Case Name : DCIT, New Delhi Vs Style Syntex Pvt. Ltd. (ITAT Delhi)
Appeal Number : ITA No. 73/Del./2010
Date of Judgement/Order : 16/06/2015
Related Assessment Year : 2006-07

BRIEF FACTS OF THE CASE AND QUESTION OF LAW

Brief Facts:

This is an appeal by the Department against the order dated 29/10/2009 of the Ld. CIT (A) – I, New Delhi. The assessee for the year under consideration did not file the return of income; therefore, the AO issued notice u/s 142(1) of the IT Act, 1961(hereinafter referred to as the Act). Since the return was not filed by the assessee, the AO framed the assessment u/s 144 of the Act and assessed the income on estimate basis at Rs. 25,00,000/- by observing that the income for the preceding assessment year 2002-03 was assessed at Rs.18,43,480/-.

Question of Law:

(i)Whether the Ld.CIT(A) has erred in law and facts in deleting the addition of Rs.25,00,000/- made by the AO on estimate basis by not appreciating the fact that the set-aside assessment for A.Y.2002-03 was redone determining the taxable income at Rs.37,80,284/- ?

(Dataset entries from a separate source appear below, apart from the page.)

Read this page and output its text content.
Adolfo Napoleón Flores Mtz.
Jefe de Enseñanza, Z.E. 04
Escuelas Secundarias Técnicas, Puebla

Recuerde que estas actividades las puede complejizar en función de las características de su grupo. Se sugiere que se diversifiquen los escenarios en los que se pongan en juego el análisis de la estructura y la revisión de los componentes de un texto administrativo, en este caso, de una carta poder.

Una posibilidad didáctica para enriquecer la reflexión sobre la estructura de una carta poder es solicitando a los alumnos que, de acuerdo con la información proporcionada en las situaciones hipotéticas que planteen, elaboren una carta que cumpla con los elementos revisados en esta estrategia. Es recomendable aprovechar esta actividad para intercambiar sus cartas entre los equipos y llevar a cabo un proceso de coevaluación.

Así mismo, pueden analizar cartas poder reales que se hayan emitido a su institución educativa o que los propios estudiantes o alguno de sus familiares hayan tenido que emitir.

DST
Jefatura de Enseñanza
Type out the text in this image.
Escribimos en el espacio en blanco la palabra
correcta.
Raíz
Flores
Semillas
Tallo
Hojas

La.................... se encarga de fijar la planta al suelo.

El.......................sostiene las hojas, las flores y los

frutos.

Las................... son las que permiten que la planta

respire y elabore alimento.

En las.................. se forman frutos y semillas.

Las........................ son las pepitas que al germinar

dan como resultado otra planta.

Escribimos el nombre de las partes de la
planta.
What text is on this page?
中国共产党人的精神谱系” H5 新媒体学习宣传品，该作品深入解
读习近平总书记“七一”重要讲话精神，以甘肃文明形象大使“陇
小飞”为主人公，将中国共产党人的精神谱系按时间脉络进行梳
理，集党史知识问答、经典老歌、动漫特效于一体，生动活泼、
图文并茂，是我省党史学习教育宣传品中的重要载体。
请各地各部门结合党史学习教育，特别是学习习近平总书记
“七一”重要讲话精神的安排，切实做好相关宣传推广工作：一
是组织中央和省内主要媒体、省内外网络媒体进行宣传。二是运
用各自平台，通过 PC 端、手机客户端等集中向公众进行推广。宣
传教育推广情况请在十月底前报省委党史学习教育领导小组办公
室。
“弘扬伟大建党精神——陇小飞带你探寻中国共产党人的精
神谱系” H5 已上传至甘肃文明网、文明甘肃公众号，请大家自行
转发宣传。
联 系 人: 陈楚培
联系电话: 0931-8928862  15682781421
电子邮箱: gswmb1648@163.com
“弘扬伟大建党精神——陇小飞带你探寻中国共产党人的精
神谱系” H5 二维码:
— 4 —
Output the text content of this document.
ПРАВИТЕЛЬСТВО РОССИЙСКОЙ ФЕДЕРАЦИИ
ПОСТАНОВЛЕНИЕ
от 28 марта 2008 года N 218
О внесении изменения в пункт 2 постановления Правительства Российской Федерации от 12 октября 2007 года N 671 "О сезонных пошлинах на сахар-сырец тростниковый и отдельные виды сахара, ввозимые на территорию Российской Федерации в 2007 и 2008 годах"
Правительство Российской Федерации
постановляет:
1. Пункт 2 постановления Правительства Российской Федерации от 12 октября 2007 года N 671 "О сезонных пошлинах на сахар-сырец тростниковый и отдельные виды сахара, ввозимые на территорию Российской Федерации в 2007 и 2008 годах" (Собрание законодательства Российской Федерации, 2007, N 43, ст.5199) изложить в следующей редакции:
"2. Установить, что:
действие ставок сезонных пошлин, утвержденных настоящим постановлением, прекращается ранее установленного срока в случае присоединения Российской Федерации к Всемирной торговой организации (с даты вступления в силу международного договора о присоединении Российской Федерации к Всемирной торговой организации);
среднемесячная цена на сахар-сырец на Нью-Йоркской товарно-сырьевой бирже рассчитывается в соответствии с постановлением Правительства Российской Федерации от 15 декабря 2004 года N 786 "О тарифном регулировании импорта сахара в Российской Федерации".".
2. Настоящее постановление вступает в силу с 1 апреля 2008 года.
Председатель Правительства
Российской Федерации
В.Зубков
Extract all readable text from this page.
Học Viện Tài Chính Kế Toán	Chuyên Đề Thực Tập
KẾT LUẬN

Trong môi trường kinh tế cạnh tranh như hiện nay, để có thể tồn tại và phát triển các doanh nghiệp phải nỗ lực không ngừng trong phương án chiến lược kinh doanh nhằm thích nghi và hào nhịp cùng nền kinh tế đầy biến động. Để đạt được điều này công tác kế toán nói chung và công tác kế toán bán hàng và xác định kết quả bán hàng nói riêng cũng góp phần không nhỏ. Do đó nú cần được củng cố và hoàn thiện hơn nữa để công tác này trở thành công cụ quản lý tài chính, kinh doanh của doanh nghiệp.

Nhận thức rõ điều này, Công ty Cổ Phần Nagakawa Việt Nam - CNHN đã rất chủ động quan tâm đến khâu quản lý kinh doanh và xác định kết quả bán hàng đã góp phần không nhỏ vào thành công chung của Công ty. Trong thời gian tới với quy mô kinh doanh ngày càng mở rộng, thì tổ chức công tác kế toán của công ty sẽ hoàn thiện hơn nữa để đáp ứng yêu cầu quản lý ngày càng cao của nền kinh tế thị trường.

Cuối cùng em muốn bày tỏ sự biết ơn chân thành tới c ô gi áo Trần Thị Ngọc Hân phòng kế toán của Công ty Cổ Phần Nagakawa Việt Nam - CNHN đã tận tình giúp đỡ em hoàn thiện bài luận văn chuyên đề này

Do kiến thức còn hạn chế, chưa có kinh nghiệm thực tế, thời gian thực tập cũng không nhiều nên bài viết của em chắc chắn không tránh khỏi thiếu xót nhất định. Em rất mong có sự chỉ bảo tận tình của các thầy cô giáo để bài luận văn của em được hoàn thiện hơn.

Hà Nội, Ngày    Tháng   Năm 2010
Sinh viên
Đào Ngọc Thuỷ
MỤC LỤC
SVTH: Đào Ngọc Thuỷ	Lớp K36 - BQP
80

(ii) Whether the estimate made by the AO was very much reasonable or not?

CONTENTION OF THE REVENUE

The Revenue supported the orders of the authorities and reiterated the observations made in the assessment order dated 29.12.2008.

CONTENTION OF THE ASSESSEE

1. The contention of the assessee was that the AO framed the assessment arbitrarily on the basis of assessment order for the assessment year 2002-03 which was set aside by the ITAT in ITA No. 326/Del./2007 vide order dated 25.7.2008.

2. It was further, submitted that the AO totally ignored the assessment completed for assessment year 2003-04 to 2005-06 wherein the total income had been assessed at nil and carried forward of losses was disallowed.

3. Relying on the judgment of the Hon’ble Sangrur Vanaspati Mills Ltd. vs. CIT(2007) 211 CTR (P&H) 439 and “Hon’ble SC in Kachwala Gems vs. Jt. CIT 288 ITR 10 (SC) the assessee contended that the best judgment assessment must be on a reasonable basis, should be honest, fair estimate and not totally arbitrary.

4. AO had not brought any material evidences to show that some business activities have been carried out by the assessee and no finding has been recorded.

HELD BY ITAT, NEW DELHI

After hearing the rival contentions, ITAT held that the AO framed the assessment ex parte u/s 144 of the Act by estimating the income of the assessee at Rs. 25,00,000/- on the basis of the income assessed for the assessment year 2002-03 which was assessed at Rs. 18,43,480 but ignored the vital fact that the said assessment was set aside by the ITAT vide order dated 25.7.2008 i.e. much before the assessment order passed by the AO on 29.12.2008.

The AO himself admitted the income of the assessee at NIL for the preceding assessment years i.e. A.Y. 2003-04 to 2005-06 wherein the total income had been assessed at NIL.

Therefore, the estimate of the AO in assessing the income for the year under consideration was without any basis particularly when he himself assessed the income of the assessee at nil for the preceding assessment years 2003-04 to 2005-06.

ITAT upheld the contentions of the assessee by considering the totality of the facts which do not see any valid ground to interfere with the findings of the Ld. CIT (A).